What is the current legal status of riders and platform workers in Italy? Italian Ministry of Labour provides guidance, pending transposition of EU Directive

Thanks to Juri Stani Pascarella for collaborating on this article

The legal status of riders and platform workers continues to evolve rapidly under both Italian domestic legislation and European Union law. In its recent Circular[1] (hereinafter “Circular No. 9”), the Italian Ministry of Labour provided guidance regarding the ways in which these individuals may carry out their professional activities.

Indeed, work performed by individuals through a digital platform may be organized – like any other form of employment – in significantly different ways and may take the form of either self-employment or an employment relationship. Furthermore, the well-established case law of the Court of Cassation has clarified that the classification of a working relationship as either self-employed or employed depends on the actual manner in which the work is performed, rather than on the legal qualification assigned by the parties at the time of contracting.

In addition, from a regulatory perspective, the domestic framework (Article 2 and Chapter V-bis of Legislative Decree No. 81/2015) has recently been supplemented by Directive (EU) 2024/2831 on platform work (“Directive”), adopted by the European Parliament and the Council, which all Member States must transpose by December 2, 2026. Considering this context, Circular No. 9, without intending to anticipate the decisions that will be taken by the national legislator during the implementation of the Directive, seeks to provide a detailed and accurate overview of the key characteristics of the relevant employment relationship.

A) Self-employment status

Circular No. 9 clarifies that platform work may be carried out in the form of self-employment.

In order for the activity of a platform worker to be classified as autonomous the existence of the following characteristics is necessary:

a) the absence of:

  1. control powers (including about the time and place of the performance, exercised, for example, through the imposition of delivery times or the geolocation of the rider for purposes other than those instrumental to the organizational needs of the delivery activity);
  2. directional powers (e.g., the obligation to be present in specific areas in order to access the app and receive delivery orders, or the obligation to follow predetermined routes to carry out deliveries);
  3. disciplinary powers (e.g., reputational ranking, where it has express consequences on remuneration—for instance, by allocating work in more or less profitable time slots based on the worker’s reliability, or by depriving underperforming workers of job opportunities, up to and including disconnecting them from their account, which is a necessary condition for undertaking further delivery activities);

b) the genuine ability of the worker to refuse the delivery assignment or to unilaterally withdraw their availability, without incurring any adverse consequences for future collaborations.

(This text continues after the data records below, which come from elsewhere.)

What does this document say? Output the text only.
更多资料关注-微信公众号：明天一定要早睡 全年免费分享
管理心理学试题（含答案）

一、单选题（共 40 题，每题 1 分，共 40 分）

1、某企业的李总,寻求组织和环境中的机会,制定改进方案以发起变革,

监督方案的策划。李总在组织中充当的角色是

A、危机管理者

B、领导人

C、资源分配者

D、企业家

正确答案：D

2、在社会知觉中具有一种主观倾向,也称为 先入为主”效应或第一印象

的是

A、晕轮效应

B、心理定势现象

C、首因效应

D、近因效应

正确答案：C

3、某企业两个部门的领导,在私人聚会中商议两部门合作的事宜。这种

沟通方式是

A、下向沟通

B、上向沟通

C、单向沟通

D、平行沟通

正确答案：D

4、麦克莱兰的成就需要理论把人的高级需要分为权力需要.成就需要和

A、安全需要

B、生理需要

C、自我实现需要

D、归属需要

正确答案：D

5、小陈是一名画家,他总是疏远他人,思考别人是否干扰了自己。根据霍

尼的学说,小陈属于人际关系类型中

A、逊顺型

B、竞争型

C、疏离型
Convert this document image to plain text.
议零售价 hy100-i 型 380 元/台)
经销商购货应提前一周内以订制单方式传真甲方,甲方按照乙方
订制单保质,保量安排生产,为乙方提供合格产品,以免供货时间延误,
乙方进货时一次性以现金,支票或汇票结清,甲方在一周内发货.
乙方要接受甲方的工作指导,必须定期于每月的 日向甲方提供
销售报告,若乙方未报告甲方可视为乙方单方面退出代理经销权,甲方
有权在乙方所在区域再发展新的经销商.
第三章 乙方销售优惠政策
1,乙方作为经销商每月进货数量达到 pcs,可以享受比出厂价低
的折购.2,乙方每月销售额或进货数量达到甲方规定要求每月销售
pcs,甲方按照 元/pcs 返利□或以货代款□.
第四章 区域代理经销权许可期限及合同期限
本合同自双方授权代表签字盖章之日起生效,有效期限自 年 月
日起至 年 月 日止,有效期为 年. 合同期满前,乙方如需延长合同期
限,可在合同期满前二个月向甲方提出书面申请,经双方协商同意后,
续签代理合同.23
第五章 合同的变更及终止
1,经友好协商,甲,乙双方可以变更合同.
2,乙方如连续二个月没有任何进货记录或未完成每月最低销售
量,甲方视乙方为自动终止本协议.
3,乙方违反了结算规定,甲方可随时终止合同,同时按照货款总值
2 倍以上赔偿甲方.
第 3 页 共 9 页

c) In this regard, Article 47-bis of the Legislative Decree 81/2015 – which introduces Chapter V-bis concerning the “Protection of work carried out through digital platforms” – has acknowledged a minimum level of protection for self-employed workers who perform the delivery of goods on behalf of third parties, within urban areas and with the aid of bicycles or motor vehicles, in terms of contractual form, compensation, non-discrimination, data protection, mandatory insurances.

B) Employment relationship

Circular no. 9 clarifies that the possibility of entering into an employment relationship through digital platforms may, first, be the result of an explicit decision to that effect, expressed through the hiring process with all the due formalities and full application of employment laws.

Secondly, it can be the result of a requalification of status after litigation.  In this regard, case law has identified indicators of an employment relationship in relation to the specific activities carried out by riders for digital platforms.

In particular, the existence of specific and substantially binding directives, which the delivery rider is required to comply with, indicates the presence of directional power. Also, the fact that the digital platform imposes compliance with predetermined time slots and orders and assign scores to delivery riders is indicative of the existence of control power. Furthermore, where low scores are accompanied by warnings or other consequences of a substantially punitive nature, disciplinary power may also be detected.

C) Hetero-organized collaborations

The rules governing employment relationships may also apply to delivery riders even when their activities do not fall within the scope of employment, but, pursuant to Article 2 of Legislative Decree 81/2015, the manner in which the relationship is performed in substance “consist of work:

  • mainly personal,
  • continuous
  • and organized by the client.”

In these cases, the legislator has deemed it necessary to apply the rules governing employment in order to protect the contractual weakness of the delivery rider, without this resulting in the full reclassification of the relationship.

D) Directive (EU) 2024/2831

The legal framework regulating riders and platform workers was amended on November 11, 2024, when the Directive on improving working conditions in work performed through digital platforms was published in the Official Journal of the European Union.

The Directive applies not only to riders but to all persons performing “platform work” within the Union who have – or who, after a factual assessment, are deemed to have – an employment contract or employment relationship under Member State law, collective agreements or practice.

It binds every digital labour platform that organizes work at a distance via electronic means at the request of a service recipient, irrespective of the platform’s place of establishment, provided the work is carried out in the EU.

This Directive will introduce measures to facilitate the correct classification of employment relationships, promote transparency in algorithmic management, and protect workers’ personal data.

In particular, Directive introduces a legal presumption of subordination, on the basis of which it is presumed that the contractual relationship between a digital work platform and a person performing work through that platform constitutes an employment relationship if there are facts indicating direction and control, in accordance with national law, collective agreements or practices in the Member States, taking into account the case law of the Court of Justice. If the digital platform intends to rebut the legal presumption, it will have to prove that the contractual relationship in question is not an employment relationship.

The Directive must be transposed into national law by December 2, 2026.

E) Conclusions

In conclusion, Circular No. 9 serves as a preliminary interpretative tool within the current national framework, providing guidance on the legal classification of platform work in light of existing domestic legislation. Its content aligns with the principles outlined in the Directive (EU) and anticipates the forthcoming adjustments required for compliance. However, the full legal and operational implications of the Directive will only become clear upon its formal transposition into national law by the December 2026 deadline.

Accordingly, it is essential to continuously monitor both jurisprudential developments and legislative initiatives in order to avoid misclassifying this specific category of worker, which is becoming increasingly common.